In [434]: sparse.dia_matrix(([[1.1,1.2]],-1),shape=(4,2)).A
Out[434]:
array([[ 0. , 0. ],
[ 1.1, 0. ],
[ 0. , 1.2],
[ 0. , 0. ]])
In dia format, the inputs are stored exactly as given by spdiags (complete with that matrix with extra values):
In [436]: M.data
Out[436]: array([[ 1.1, 1.2]])
In [437]: M.offsets
Out[437]: array([-1], dtype=int32)
As #user2357112 points out, length = min(m + offset, n - offset is wrong, producing 3 in the test case.
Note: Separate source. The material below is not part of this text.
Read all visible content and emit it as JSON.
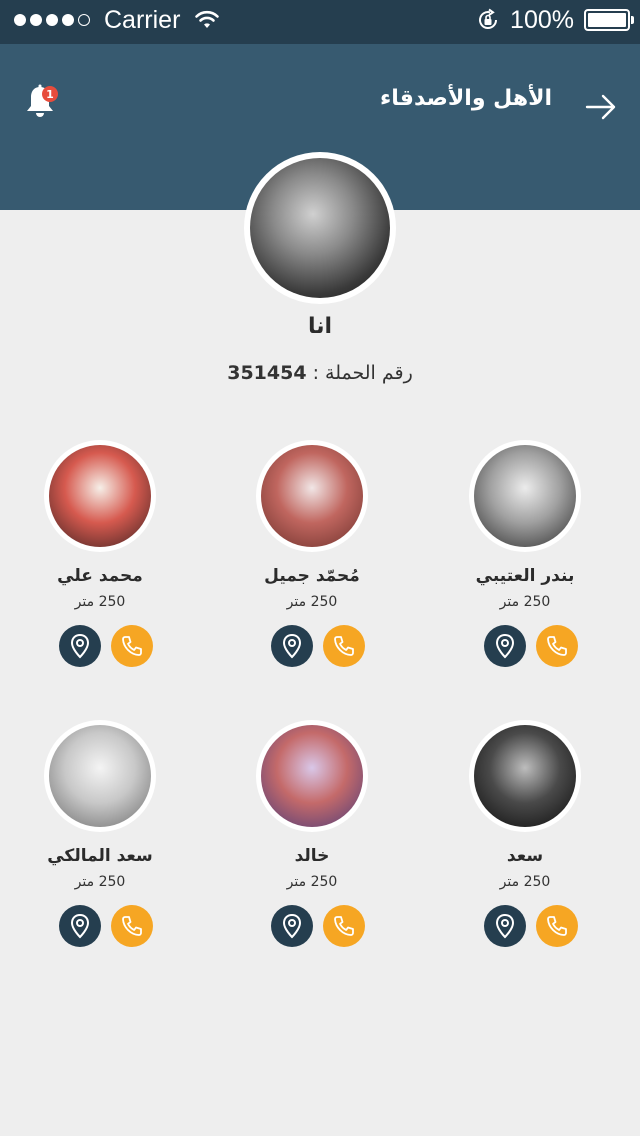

Changing it to length = min(m + k, n - k) makes all cases for this (4,2) matrix work. But it fails with the transpose: diags([1.1,1.2], 1, (2, 4))
The correction, as of Oct 5, for this issue is:
https://github.com/pv/scipy-work/commit/529cbde47121c8ed87f74fa6445c05d71353eb6c
length = min(m + offset, n - offset, min(m,n))
With this fix, diags([1.1,1.2], 1, (2, 4)) works.